The USA is crushing it at the 2016 Olympic Games – as usual. With just days left for the international sporting competitions, the United States has racked up 100 medals in total almost twice the amount of second-ranked Great Britain.

When athletes win gold, silver, or bronze medals, not only do they earn the title of being the top athletes in the world for that sport, but they walk away with prize money. The U.S. Olympic Committee doles out a $25,000 bonus for winning gold, $15,000 for silver, and $10,000 for bronze. For those athletes who don’t have endorsement deals like swimmer Michael Phelps, but who work multiple jobs to make ends meet while training, the boost in income is welcome until they realize the tax bill that Uncle Sam has in store for them.

Congress thinks it has a solution: another tax break.

A bipartisan bill advanced through the Senate in July that excludes bonuses paid for winning Olympic medals from income. For gymnast Simone Biles that’s $85,000 off the top of her earnings, which may be in the millions given her endorsements with Hersey’s, Nikes, and Kellogg’s – not a big deal. However, it may go a long way for those with no deals, but lots of expenses and debt.

Not to be left out, the House is expected to introduce their own version of the bill next month when they get back from August recess and since the White House has supported similar proposal in the past, the bill has promise:

“Our Olympic and Paralympic athletes make numerous personal sacrifices while training to represent the United States on the global stage,” Rep. Robert Dold (R., Ill.) said in a statement. “But when they return home with a medal for Team USA, the IRS forces the athletes to pay a penalty for their success.”

This seems patriotic and helpful, but not everyone is convinced. The Tax Foundation questions why Congress would create yet another exclusion or carve-out when our tax code is laden with them:

“The U.S. tax code is in such bad shape in part because we have so many exclusions, deductions and credits like this one,” said Scott Greenberg of the conservative-leaning Tax Foundation.

Furthermore, it may be unnecessary. This tax break benefits big-time athletes who generally are capable of earning big incomes. Meanwhile those athletes who don’t earn as much may not have a huge tax bill when you factor in their training-related deductions. Catherine Rampell explains in a Washington Post op-ed that they may owe little or nothing on their winnings. She hammers why this tax break idea is a bad one:

More broadly, it’s frustrating that our elected officials constantly complain about the complexity of the tax system and yet insist on cluttering it up with even more special carve-outs.

One well-meaning tax break surely seems relatively harmless. But hundreds or thousands of them compiled together — for struggling actorstamponsprofits on Alzheimer’s drugseducatorsclarinet lessons, whatever group or cause du jour seems worthy and sympathetic — are precisely what make income (and sales) tax systems so complicated.

Those carve-outs are not free, either.

The more activities or products you shield from taxation, the higher the tax rates on everything else have to rise to make up for the lost revenue.
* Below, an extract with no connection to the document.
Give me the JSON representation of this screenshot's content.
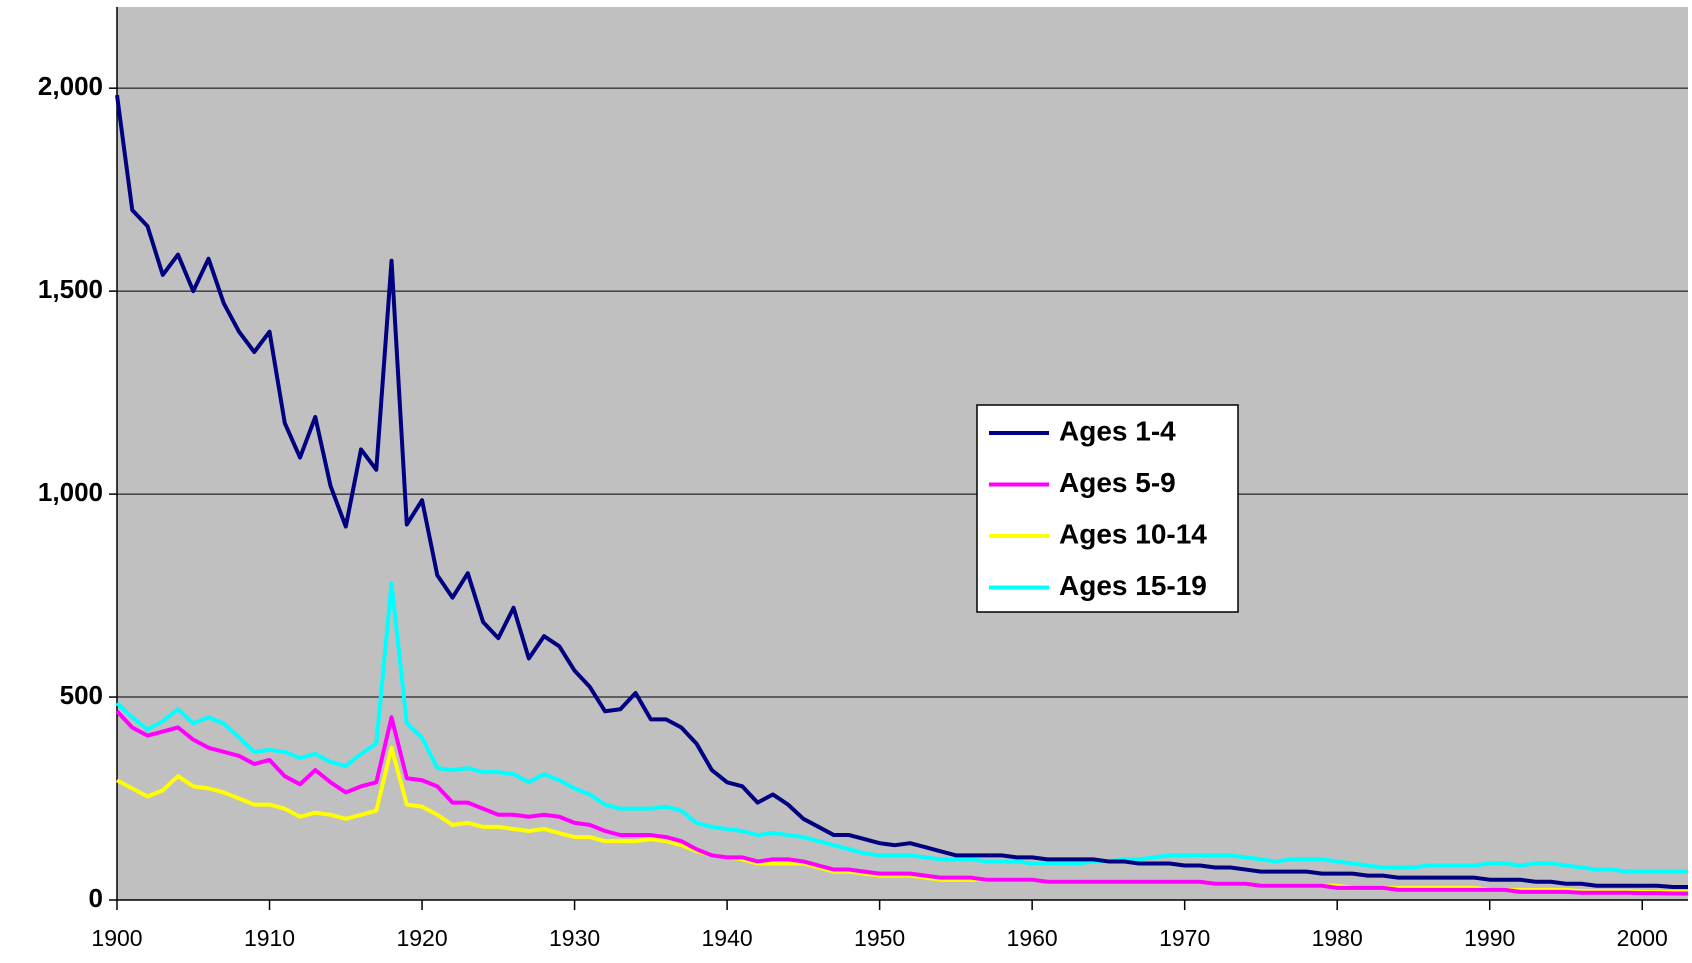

Rampell makes a compelling argument. With a simple tax code and lower taxes, we all benefit rather than targeting benefits at specific interests, groups, or even items. The plethora of deductions and credits are examples of how Washington picks winners and losers in the tax code.

We want all athletes to get tax relief just like we want all single mothers, working couples, and Millennials working their first jobs to get tax relief.

Lower taxes and a less complex tax code gets us there, rather than piecemeal feel-good breaks here, there, and everywhere.